E3SM-Project / zstash

Long term HPSS archiving tool for E3SM
BSD 3-Clause "New" or "Revised" License
8 stars 11 forks source link

check errors disappear at the second try #174

Open tangq opened 2 years ago

tangq commented 2 years ago

I encountered the errors below for a few files when specifying the tar file names.

When I retried it, they were checked successfully. What these errors mean? Why they disappear when trying again? Thanks.

INFO: Transferring file from HPSS: zstash/000103.tar
ERROR: Error=Transferring file from HPSS: 000103.tar, Command was `hsi -q "cd /home/t/tang30/E3SMv2/v2.NARRM.piControl; get 000103.tar"`. This command includes `hsi`. Be sure that you have logged into `hsi`.
Traceback (most recent call last):
  File "/global/common/software/e3sm/anaconda_envs/base/envs/e3sm_unified_1.5.1_nompi/bin/zstash", line 10, in <module>
    sys.exit(main())
  File "/global/common/software/e3sm/anaconda_envs/base/envs/e3sm_unified_1.5.1_nompi/lib/python3.8/site-packages/zstash/main.py", line 68, in main
    check()
  File "/global/common/software/e3sm/anaconda_envs/base/envs/e3sm_unified_1.5.1_nompi/lib/python3.8/site-packages/zstash/check.py", line 12, in check
    extract.extract(keep_files=False)
  File "/global/common/software/e3sm/anaconda_envs/base/envs/e3sm_unified_1.5.1_nompi/lib/python3.8/site-packages/zstash/extract.py", line 44, in extract
    failures: List[FilesRow] = extract_database(args, cache, keep_files)
  File "/global/common/software/e3sm/anaconda_envs/base/envs/e3sm_unified_1.5.1_nompi/lib/python3.8/site-packages/zstash/extract.py", line 210, in extract_database
    failures = extractFiles(matches, keep_files, config.keep, cache)
  File "/global/common/software/e3sm/anaconda_envs/base/envs/e3sm_unified_1.5.1_nompi/lib/python3.8/site-packages/zstash/extract.py", line 374, in extractFiles
    hpss_get(hpss, tfname, cache)
  File "/global/common/software/e3sm/anaconda_envs/base/envs/e3sm_unified_1.5.1_nompi/lib/python3.8/site-packages/zstash/hpss.py", line 99, in hpss_get
    hpss_transfer(hpss, file_path, "get", cache, False)
  File "/global/common/software/e3sm/anaconda_envs/base/envs/e3sm_unified_1.5.1_nompi/lib/python3.8/site-packages/zstash/hpss.py", line 76, in hpss_transfer
    run_command(command, error_str)
  File "/global/common/software/e3sm/anaconda_envs/base/envs/e3sm_unified_1.5.1_nompi/lib/python3.8/site-packages/zstash/utils.py", line 55, in run_command
    raise Exception(error_str)
Exception: Error=Transferring file from HPSS: 000103.tar, Command was `hsi -q "cd /home/t/tang30/E3SMv2/v2.NARRM.piControl; get 000103.tar"`. This command includes `hsi`. Be sure that you have logged into `hsi`.
forsyth2 commented 2 years ago

@tangq I'm not sure why they disappeared on a second try. The Exception notes that you might not have been logged into hsi the first time, but that's certainly not the only possible reason that that tar failed to transfer.

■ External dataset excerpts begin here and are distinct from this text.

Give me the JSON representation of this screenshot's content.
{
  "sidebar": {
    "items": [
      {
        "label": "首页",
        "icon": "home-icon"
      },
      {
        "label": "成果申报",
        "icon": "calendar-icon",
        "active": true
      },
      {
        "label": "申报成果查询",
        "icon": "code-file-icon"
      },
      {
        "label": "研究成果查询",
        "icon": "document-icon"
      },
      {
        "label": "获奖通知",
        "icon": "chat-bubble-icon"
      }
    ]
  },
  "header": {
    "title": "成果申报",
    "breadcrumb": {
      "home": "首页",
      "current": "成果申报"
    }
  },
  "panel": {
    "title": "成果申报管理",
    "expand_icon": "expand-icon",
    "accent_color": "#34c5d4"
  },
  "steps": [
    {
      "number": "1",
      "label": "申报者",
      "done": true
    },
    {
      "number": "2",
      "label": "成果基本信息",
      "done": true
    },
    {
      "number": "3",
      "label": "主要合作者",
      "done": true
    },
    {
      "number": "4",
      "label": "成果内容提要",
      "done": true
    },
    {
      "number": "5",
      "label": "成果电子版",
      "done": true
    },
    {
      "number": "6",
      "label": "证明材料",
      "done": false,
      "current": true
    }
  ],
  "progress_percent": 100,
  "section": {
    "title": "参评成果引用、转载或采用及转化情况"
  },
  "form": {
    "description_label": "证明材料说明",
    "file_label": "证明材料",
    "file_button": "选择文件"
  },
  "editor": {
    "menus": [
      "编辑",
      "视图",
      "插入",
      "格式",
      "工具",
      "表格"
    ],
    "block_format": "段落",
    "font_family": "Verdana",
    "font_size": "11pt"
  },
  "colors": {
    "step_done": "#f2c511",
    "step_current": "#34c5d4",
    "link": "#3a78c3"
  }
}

tangq commented 2 years ago

I had another check job without specifying the tar file names failed with similar errors. So, the more flexible input file names options you implemented are really helpful when checking the large simulations.

My question is with the successful second check, is it safe to say that these tar files are correctly archived?

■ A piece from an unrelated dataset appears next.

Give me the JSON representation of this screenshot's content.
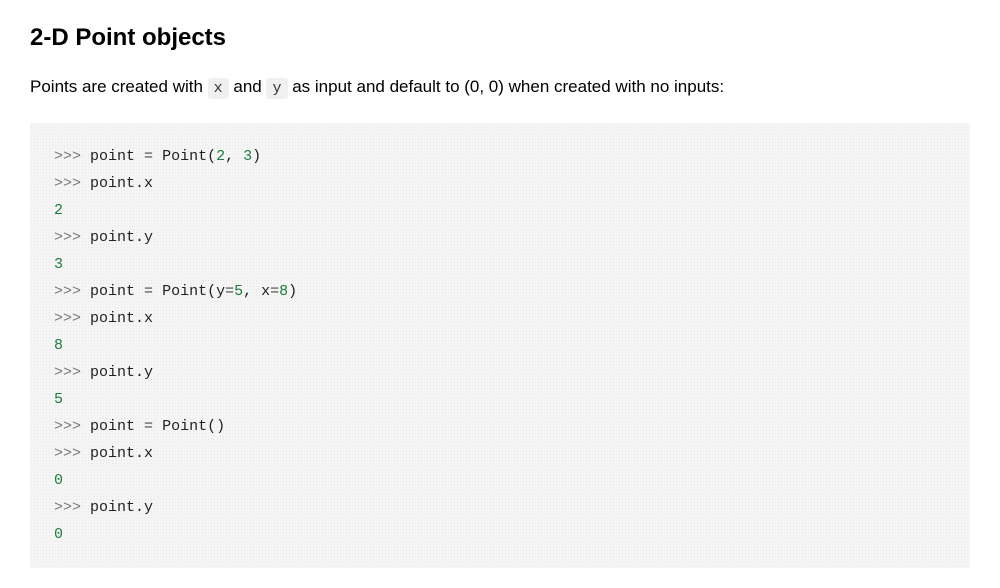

forsyth2 commented 2 years ago

So, the more flexible input file names options you implemented are really helpful when checking the large simulations.

Great, glad to hear #170 is working well.

My question is with the successful second check, is it safe to say that these tar files are correctly archived?

If you have a log file from the check, you can run grep -i Exception <log_file> to double check for any errors.

tangq commented 2 years ago

The log file for the second try (only checking the 3 failed files) is at cori:/global/cscratch1/sd/tang30/E3SMv2/v2.NARRM.piControl/check2/out. Nothing returns from grep -i Exception.

The log file for the first try is: /global/cscratch1/sd/tang30/E3SMv2/v2.NARRM.piControl/zstash_check_20211209.log. It is still ongoing and returns the 3 files when grepping exception.

Good to know the "exception" key word - less messages than "error".

forsyth2 commented 2 years ago

Good to know the "exception" key word

Great, I'm planning to include a note about that with #168.

golaz commented 2 years ago

I have also seen errors like this before. If the error is not reproducible, it is very likely that it was caused by some intermittent hsi issue or unavailability.

Also, I have found that hsi errors are more likely when retrieving to CSCRATCH. I now use cfs to run zstash check and it seems more reliable.

wagmanbe commented 10 months ago

I have also run into This command includes hsi. Be sure that you have logged into hsi intermittently. I can connect to hsi. I'm wondering whether anyone has figured out a solution?

forsyth2 commented 10 months ago

I can connect to hsi. I'm wondering whether anyone has figured out a solution?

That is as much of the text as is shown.